Sybil Harvey may have lived in the home for a short period, but she eventually lived with her mother at the 624 Olive address. After her mother died, Sybil remained in the home even after her marriage to banker Sylvester Parker in the 1920s. In 1927 the house was sold to Henry Kaufmann, who operated a grocery in the neighborhood.
624 Olive Street
Frederick H. Harvey House
1869
This two-story stone house is a premiere example of the Second Empire Style in Leavenworth and is nationally notable for its association with restaurant pioneer Frederick H. Harvey, the first "chain" restaurateur in the western half of the United States. The impressive architectural detail and cream-colored Junction City limestone walls rise above a foundation of lighter colored stone. The building boasts flamboyant masonry detail at the corners, roof and windows.
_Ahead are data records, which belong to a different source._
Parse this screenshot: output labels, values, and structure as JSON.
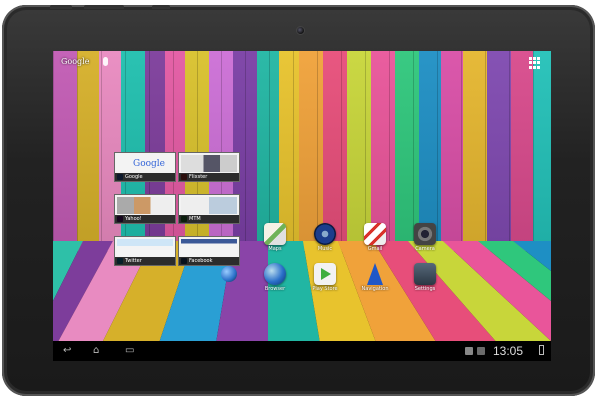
{
  "launcher": {
    "search_label": "Google"
  },
  "recent_apps": [
    {
      "title": "Google",
      "icon_color": "#4a8bf5"
    },
    {
      "title": "Flixster",
      "icon_color": "#e74c3c"
    },
    {
      "title": "Yahoo!",
      "icon_color": "#7b1fa2"
    },
    {
      "title": "MTM",
      "icon_color": "#3fa84a"
    },
    {
      "title": "Twitter",
      "icon_color": "#2aa9e0"
    },
    {
      "title": "Facebook",
      "icon_color": "#3b5998"
    }
  ],
  "apps": [
    {
      "label": "Maps",
      "icon": "maps-icon",
      "color": "#6fb257"
    },
    {
      "label": "Music",
      "icon": "music-icon",
      "color": "#1c3d8c"
    },
    {
      "label": "Gmail",
      "icon": "gmail-icon",
      "color": "#e8e8e8"
    },
    {
      "label": "Camera",
      "icon": "camera-icon",
      "color": "#444"
    },
    {
      "label": "Browser",
      "icon": "browser-globe-icon",
      "color": "#2a6fc9"
    },
    {
      "label": "Play Store",
      "icon": "play-store-icon",
      "color": "#f2f2f2"
    },
    {
      "label": "Navigation",
      "icon": "navigation-icon",
      "color": "#1f57c7"
    },
    {
      "label": "Settings",
      "icon": "settings-icon",
      "color": "#3c4a57"
    }
  ],
  "navbar": {
    "back_glyph": "↩",
    "home_glyph": "⌂",
    "recents_glyph": "▭",
    "time": "13:05"
  }
}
Bands of buff-colored brickwork mark or fill the points of attachment for porches that formerly extended across the front elevation and the west side. The grounds preserve many historic and later features. Low stone retaining walls topped by iron fences extend along Seventh and Olive streets and the two-story carriage
house is now home to the National Carousel Association. The property was listed on the National Register of Historic Places in 1977 and serves as the paramount structure in the district.
Several sources point to 1869 as the date of construction for this house, which was built for banker and real estate broker Alexander A. Higginbotham. The property's second owner was Harvey D. Rush, who controlled local flourmills and coal mines and is said to have operated one of the largest grain elevators in the West. Rush sold the house to Frederick H. Harvey in 1883 who made it the family home until the 1940s.
Harvey (1835-1901), a native of England, was appointed as western freight agent for the Chicago, Burlington & Quincy Railroad in 1863 and came to Leavenworth in 1865. Harvey grew dissatisfied with the poor quality of railroad dining facilities and in the 1870s he began to purchase and operate restaurants. This was the origin of the Harvey House chain of restaurants which were located along the line of the Santa Fe Railroad and which established a national reputation for quality fare and service. The chain eventually operated 50 Fred Harvey Houses and 20 dining cars. The restaurants were staffed over the years by thousands of demure and immaculately dressed Harvey Girls who themselves became fixtures in Western lore and motion pictures.
Fred Harvey's widow and daughter Sybil lived in the house after his death. In 1944, the house was given to Cushing Memorial Hospital for use as a nurse’s home and in 1949 it was transferred to the Leavenworth Board of Education for use as administrative offices. The Leavenworth Historical Museum Association now owns the Harvey House and are in the process of renovating the building and then converting it to a museum.
Davis House
610 Olive Street
Late 19th Century
This late 19th Century two-story frame Victorian-style house has vinyl siding and an asphalt-shingled front-gable roof. A west side wing has a one-story bay window with decorative metal cresting and, on the roof above, a steep decorative gable with Gothic Revival-style influence. On the east side is a two-story bay window with tall windows on the first story. Other features include a stone foundation, interior and exterior brick chimneys, and a one-story rear wing. A two-story carriage house is a contributing structure to the district. It abuts the Harvey Carriage House.
For many years, this was the home of the Davis family. Mr. Homer Davis was a prominent lawyer who was very active in local organizations and politics. His son, Judge Bob Davis, was a member of the Kansas Supreme Court.
Farrell House
608 Olive Street
This two-story Victorian home is identified as the William H. Farrell House in an 1869 illustration of Leavenworth. Farrell first appears as a resident of Olive Street in an 1872 directory and soon after is listed as the occupant of 608 Olive.